Ask the brewer what style he was shooting for, then hit the grogshops and start looking. The maltier the brew, the less the hops taste unless you work for Stone Brewing. Look into bocks, English milds, and the various Belgian stylings.

There’s also Spruce beer (which I’ve never tasted) that I hear is available from Siletz Brewing Company and “Poor Richard’s Tavern Spruce”.
Seem to recall some Scandinavian examples, but damned if I can recall any names.

Or take up homebrewing.

I have several bottles of this in the fridge. I like it very much and can recommend it without reservation. It might be hard to find, and it’s definitely more expensive than other beers (comes in four-packs at the same price as other high-end six-packs), but it’s like nothing else out there.

Wow, talk about timing. My local beer specialty store had a Dutch hopless beer on tap, which uses a recipe dating back to the 1400’s as brewed in their monasteries.

I can’t recall the name of it (it was in Dutch, of course), but honestly, it didn’t taste all that great. I’ll see if I can get the name for you.
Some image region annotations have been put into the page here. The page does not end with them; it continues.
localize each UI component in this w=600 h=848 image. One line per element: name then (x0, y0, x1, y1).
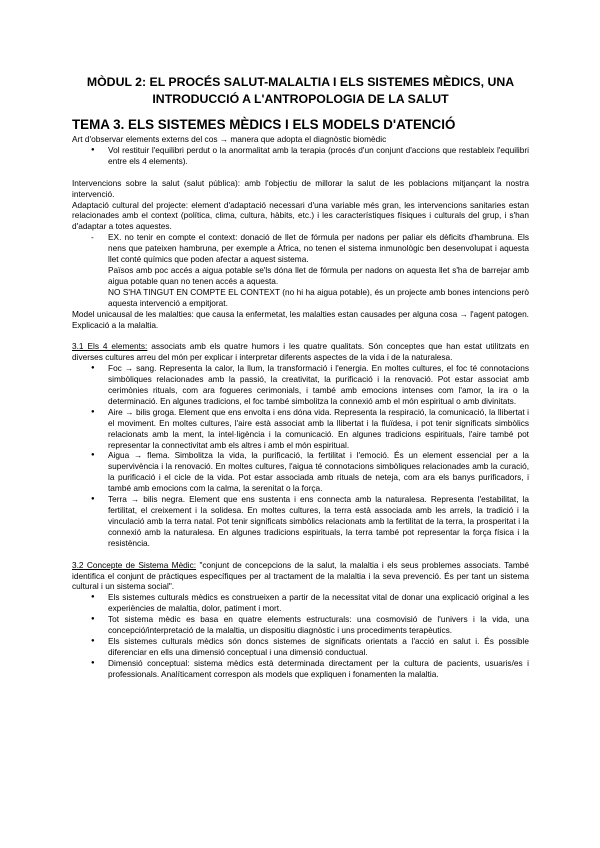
section-31-text: associats amb els quatre humors i les quatre qualitats. Són conceptes que han estat utilitzats en diverses cultures arreu del món per explicar i interpretar diferents aspectes de la vida i de la naturalesa. (72, 341, 529, 363)
example-1: EX. no tenir en compte el context: donació de llet de fórmula per nadons per paliar els dèficits d'hambruna. Els nens que pateixen hambruna, per exemple a Àfrica, no tenen el sistema inmunològic ben desenvolupat i aquesta llet conté químics que poden afectar a aquest sistema. (108, 232, 529, 265)
adaptacio-paragraph: Adaptació cultural del projecte: element d'adaptació necessari d'una variable més gran, les intervencions sanitaries estan relacionades amb el context (política, clima, cultura, hàbits, etc.) i les característiques físiques i culturals del grup, i s'han d'adaptar a totes aquestes. (72, 199, 529, 232)
list-item: ● Dimensió conceptual: sistema mèdics està determinada directament per la cultura de pacients, usuaris/es i professionals. Analíticament correspon als models que expliquen i fonamenten la malaltia. (72, 658, 529, 680)
document-page (72, 74, 529, 680)
example-2: Països amb poc accés a aigua potable se'ls dóna llet de fórmula per nadons on aquesta llet s'ha de barrejar amb aigua potable quan no tenen accés a aquesta. (108, 264, 529, 286)
dash-mark: - (91, 232, 94, 243)
art-list (72, 145, 529, 167)
model-unicausal-paragraph: Model unicausal de les malalties: que causa la enfermetat, les malalties estan causades per alguna cosa → l'agent patogen. Explicació a la malaltia. (72, 308, 529, 330)
list-item: ● Terra → bilis negra. Element que ens sustenta i ens connecta amb la naturalesa. Representa l'estabilitat, la fertilitat, el creixement i la solidesa. En moltes cultures, la terra està associada amb les arrels, la tradició i la vinculació amb la terra natal. Pot tenir significats simbòlics relacionats amb la fertilitat de la terra, la prosperitat i la connexió amb la naturalesa. En algunes tradicions espirituals, la terra també pot representar la força física i la resistència. (72, 494, 529, 549)
list-item: ● Els sistemes culturals mèdics són doncs sistemes de significats orientats a l'acció en salut i. És possible diferenciar en ells una dimensió conceptual i una dimensió conductual. (72, 636, 529, 658)
list-item: ● Aire → bilis groga. Element que ens envolta i ens dóna vida. Representa la respiració, la comunicació, la llibertat i el moviment. En moltes cultures, l'aire està associat amb la llibertat i la fluïdesa, i pot tenir significats simbòlics relacionats amb la ment, la intel·ligència i la comunicació. En algunes tradicions espirituals, l'aire també pot representar la connectivitat amb els altres i amb el món espiritual. (72, 407, 529, 451)
art-line: Art d'observar elements externs del cos → manera que adopta el diagnòstic biomèdic (72, 134, 387, 144)
list-item: ● Tot sistema mèdic es basa en quatre elements estructurals: una cosmovisió de l'univers i la vida, una concepció/interpretació de la malaltia, un dispositiu diagnòstic i uns procediments terapèutics. (72, 614, 529, 636)
list-item: ● Vol restituir l'equilibri perdut o la anormalitat amb la terapia (procés d'un conjunt d'accions que restableix l'equilibri entre els 4 elements). (72, 145, 529, 167)
section-31-heading: 3.1 Els 4 elements: (72, 341, 148, 352)
section-32-heading: 3.2 Concepte de Sistema Mèdic: (72, 559, 197, 570)
tema-title: TEMA 3. ELS SISTEMES MÈDICS I ELS MODELS D'ATENCIÓ (72, 117, 456, 132)
example-3: NO S'HA TINGUT EN COMPTE EL CONTEXT (no hi ha aigua potable), és un projecte amb bones intencions però aquesta intervenció a empitjorat. (108, 286, 529, 308)
list-item: ● Aigua → flema. Simbolitza la vida, la purificació, la fertilitat i l'emoció. És un element essencial per a la supervivència i la renovació. En moltes cultures, l'aigua té connotacions simbòliques relacionades amb la curació, la purificació i el cicle de la vida. Pot estar associada amb rituals de neteja, com ara els banys purificadors, i també amb emocions com la calma, la serenitat o la força. (72, 450, 529, 494)
module-title: MÒDUL 2: EL PROCÉS SALUT-MALALTIA I ELS SISTEMES MÈDICS, UNA INTRODUCCIÓ A L'ANTROPOLOGIA DE LA SALUT (86, 75, 515, 106)
list-item: ● Foc → sang. Representa la calor, la llum, la transformació i l'energia. En moltes cultures, el foc té connotacions simbòliques relacionades amb la passió, la creativitat, la purificació i la renovació. Pot estar associat amb cerimònies rituals, com ara fogueres cerimonials, i també amb emocions intenses com l'amor, la ira o la determinació. En algunes tradicions, el foc també simbolitza la connexió amb el món espiritual o amb divinitats. (72, 363, 529, 407)
section-32-text: "conjunt de concepcions de la salut, la malaltia i els seus problemes associats. També identifica el conjunt de pràctiques específiques per al tractament de la malaltia i la seva prevenció. És per tant un sistema cultural i un sistema social". (72, 559, 529, 592)
intervencions-paragraph: Intervencions sobre la salut (salut pública): amb l'objectiu de millorar la salut de les poblacions mitjançant la nostra intervenció. (72, 177, 529, 199)
sistema-medic-list (72, 592, 529, 679)
elements-list (72, 363, 529, 548)
example-block (72, 232, 529, 308)
section-32-intro (72, 560, 529, 593)
list-item: ● Els sistemes culturals mèdics es construeixen a partir de la necessitat vital de donar una explicació original a les experiències de malaltia, dolor, patiment i mort. (72, 592, 529, 614)
section-31-intro (72, 341, 529, 363)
Not sure how widely available it is – this store manages to get some pretty odd stuff.

That would be Rolling Rock :wink:

Few Belgian beers, IMO, have much of a hop taste. With American brews just avoid anything called a lager, IPA, ESB, or any other bitter. Try stouts and porters.
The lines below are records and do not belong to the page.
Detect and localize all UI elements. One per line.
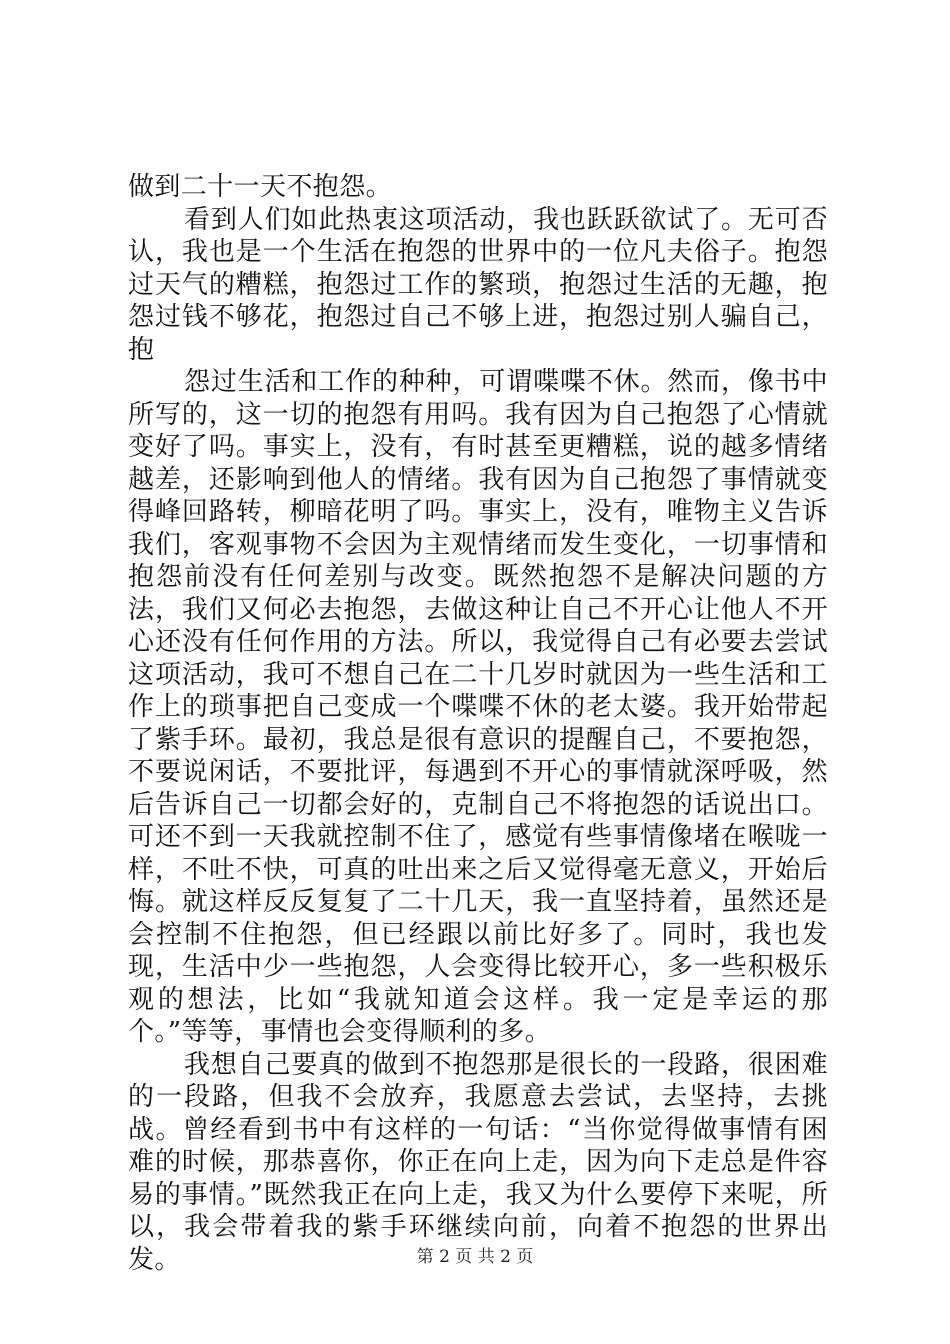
paragraph-complaint-reflection: 怨过生活和工作的种种，可谓喋喋不休。然而，像书中所写的，这一切的抱怨有用吗。我有因为自己抱怨了心情就变好了吗。事实上，没有，有时甚至更糟糕，说的越多情绪越差，还影响到他人的情绪。我有因为自己抱怨了事情就变得峰回路转，柳暗花明了吗。事实上，没有，唯物主义告诉我们，客观事物不会因为主观情绪而发生变化，一切事情和抱怨前没有任何差别与改变。既然抱怨不是解决问题的方法，我们又何必去抱怨，去做这种让自己不开心让他人不开心还没有任何作用的方法。所以，我觉得自己有必要去尝试这项活动，我可不想自己在二十几岁时就因为一些生活和工作上的琐事把自己变成一个喋喋不休的老太婆。我开始带起了紫手环。最初，我总是很有意识的提醒自己，不要抱怨，不要说闲话，不要批评，每遇到不开心的事情就深呼吸，然后告诉自己一切都会好的，克制自己不将抱怨的话说出口。可还不到一天我就控制不住了，感觉有些事情像堵在喉咙一样，不吐不快，可真的吐出来之后又觉得毫无意义，开始后悔。就这样反反复复了二十几天，我一直坚持着，虽然还是会控制不住抱怨，但已经跟以前比好多了。同时，我也发现，生活中少一些抱怨，人会变得比较开心，多一些积极乐观的想法，比如“我就知道会这样。我一定是幸运的那个。”等等，事情也会变得顺利的多。 xyxy=(128,367,828,1047)
page-number-footer: 第 2 页 共 2 页 xyxy=(416,1247,534,1267)
paragraph-conclusion: 我想自己要真的做到不抱怨那是很长的一段路，很困难的一段路，但我不会放弃，我愿意去尝试，去坚持，去挑战。曾经看到书中有这样的一句话：“当你觉得做事情有困难的时候，那恭喜你，你正在向上走，因为向下走总是件容易的事情。”既然我正在向上走，我又为什么要停下来呢，所以，我会带着我的紫手环继续向前，向着不抱怨的世界出发。 xyxy=(128,1049,828,1275)
document-body xyxy=(128,171,828,1276)
paragraph-continuation: 做到二十一天不抱怨。 xyxy=(128,172,393,202)
paragraph-try-activity: 看到人们如此热衷这项活动，我也跃跃欲试了。无可否认，我也是一个生活在抱怨的世界中的一位凡夫俗子。抱怨过天气的糟糕，抱怨过工作的繁琐，抱怨过生活的无趣，抱怨过钱不够花，抱怨过自己不够上进，抱怨过别人骗自己，抱 xyxy=(128,204,828,365)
I doubt there’s anything available commercially today, but didn’t brewers used to use nettles to preserve beer until they discovered hops were tastier?

Do you mean lambics, only? Most of the Abby beers have tasteable hops. Not strong like Hop Pocket, but very different than the lambics.

To me, Miller products are practically hopless. But I would second the recommendation of stouts, porters, Belgian ales, and lambics, most of which have very mild to almost non-existant hoppiness. I can’t taste hops at all in lambics, and even in most doubles and trippels I struggle to find the hop component.

I swear I had a hopless beer at Houston’s Ginger Man. In fact, the name was something like “Ahop.” It only reinforced my love of hops.

Doesn’t seem to be on the current list. Perhaps you should drop by for some “research.”

http://houston.gingermanpub.com/

No. Bite your tongue. Don’t give people bad ideas.

No, you read it correctly.

“Bartender. You know the hops you’re leaving out of his beer? Yeah, put them in mine.”